The Thai royal family has a long history with China, and King Bhumibol Adulyadej has met most Chinese leaders since Beijing and Bangkok re-established diplomatic ties in the late 1970s.
Ascending to the throne in 1946, the American-born King Bhumibol was one of the few foreign heads of state that late leader Deng Xiaoping met soon after he regained power in November 1978, after the Cultural Revolution. Deng paid his first visit to Southeast Asia, and Thailand was first stop before Singapore and Malaysia.
During the five-day visit, Deng held talks with King Bhumibol in his palace and was later invited to attend the ordination ceremony hosted by the king for the crown prince, Maha Vajiralongkorn, then 26 years old.
Deng accepted the invitation and was the one who handed the crown prince a saffron robe – a move Chinese state media later said had won Deng “the heart of people in Thailand”, where most of the population practise Buddhism.
Though the king rarely travels abroad, he has met almost every top Chinese leader that has visited his country since bilateral relations resumed in 1975.
In 1999, then Chinese president Jiang Zemin paid a state visit to Thailand at the invitation of the king and queen, who hosted a welcome ceremony at the airport and a state banquet in the Grand Palace for Jiang and his wife Wang Yeping.
In 2001, the king met Zhu Rongji, then Chinese premier, in the summer palace in Hua Hin, Thailand’s royal seaside resort. The king also meet then vice-president Hu Jintao in 2000 and then vice-president Xi Jinping in 2011.
King Bhumibol has been widely praised for his efforts to improve conditions for rural Thais, and he expressed to the Chinese leaders his interest in China’s progress in agricultural development and water conservancy.
At the centre of the Indo-Chinese peninsula in Southeast Asia, Thailand is of strategic importance to big powers.
A long-term treaty ally with the United States, Thailand was suspicious of communist China in the cold war years of the 1950s to the early 1970s, said Dr Thitinan Pongsudhirak, director of the Institute of Security and International Studies at Chulalongkorn University in Bangkok.
“For good reason at the time, the threat of communist expansionism from both China and the Soviet Union was an existential danger to Thailand’s military and monarchy,” he said.
But bilateral ties, boosted mainly by economic cooperation, have been solid since the normalisation of ties, particularly in the past over two decades of China’s economic rise.
One “most vivid symbol”, said Pongsudhirak, was the role of Princess Sirindhorn, the second daughter of King Bhumibol. She speaks fluent Chinese and visits the country regularly, and among the Thai royal family members she is seen as closest to China.
The princess studied at China’s prestigious Peking University, and was named by Beijing as a “people’s friendship ambassador” for her efforts to boost exchanges between the two nations.
During a visit to China last year, the princess told Chinese media that she once read the Thai version of Mao Zedong’s “little red book”, and was a fan of Sichuan cuisine.

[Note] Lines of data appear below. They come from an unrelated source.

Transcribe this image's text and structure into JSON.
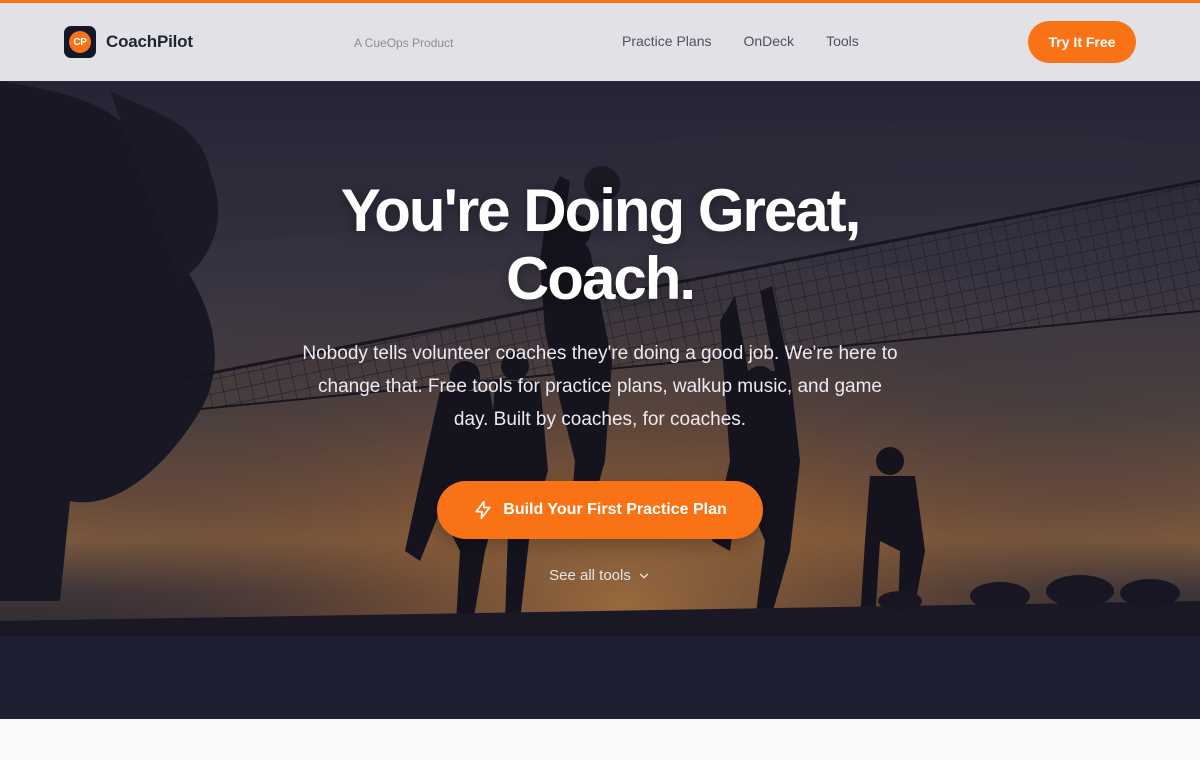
{
  "header": {
    "brand_logo_text": "CP",
    "brand_name": "CoachPilot",
    "tagline": "A CueOps Product",
    "nav": [
      {
        "label": "Practice Plans"
      },
      {
        "label": "OnDeck"
      },
      {
        "label": "Tools"
      }
    ],
    "cta_label": "Try It Free"
  },
  "hero": {
    "title_line1": "You're Doing Great,",
    "title_line2": "Coach.",
    "subtitle": "Nobody tells volunteer coaches they're doing a good job. We're here to change that. Free tools for practice plans, walkup music, and game day. Built by coaches, for coaches.",
    "cta_label": "Build Your First Practice Plan",
    "cta_icon": "lightning-bolt-icon",
    "secondary_label": "See all tools",
    "secondary_icon": "chevron-down-icon"
  },
  "colors": {
    "accent": "#f97316",
    "header_bg": "#e2e2e6",
    "brand_text": "#1f2433",
    "nav_text": "#4b5068"
  }
}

Maha Vajiralongkorn, who was designated as crown prince and heir-apparent by King Bhumibol in 1972, is less familiar in China. He has visited Beijing twice – in the early spring of 1987 when he was welcomed at a ceremonial reception hosted by then vice-premier Wan Li in Beijing, and again in 1992 when he led a delegation to China.
The prince’s daughter, Princess Sirivannavari Nariratana, had training in badminton in Guangzhou in 2002 before she represented Thailand in the sport at the Southeast Asian Games in 2005, when she shared a team gold.
One thing keeping Sino-Thai relations warm is the fact that Chinese ancestry is common to Thais in all walks of life, including the royal family. In a lecture to the Asia Society in Hong Kong in 2012, Princess Sirindhorn said her family followed some Chinese traditions, like paying respect to ancestors at the Lunar New Year.
Zhou Fangzhi, from the Chinese Academy of Social Sciences, said the Thai royal family had traditionally maintained a friendly relationship with China, and the king’s influence was mainly felt in domestic rather than diplomatic matters. Therefore, Beijing had few reasons to worry about a possible succession, Zhou said.
Bangkok also had a history of balancing its diplomacy among major powers, Zhou said, particularly between the US and China, which meant it was unlikely to side too closely with either.
Compared with other nations in Southeast Asia like Vietnam – which shares a similar Communist ideology but is ensnared in maritime disputes with China – Sino-Thai relations appear to be more stable. The construction of a billion-dollar Sino-Thai rail project is set to restart by the end of this year, and the two countries held a joint military exercise last month.
Zhou noted that Thailand was the only country in Southeast Asia that had no historic disputes with China, and that Bangkok was neutral on South China Sea issues.
“Given the prosperous economic cooperation, it is unlikely we will see any significant change in bilateral ties, even if the king changes,” he said.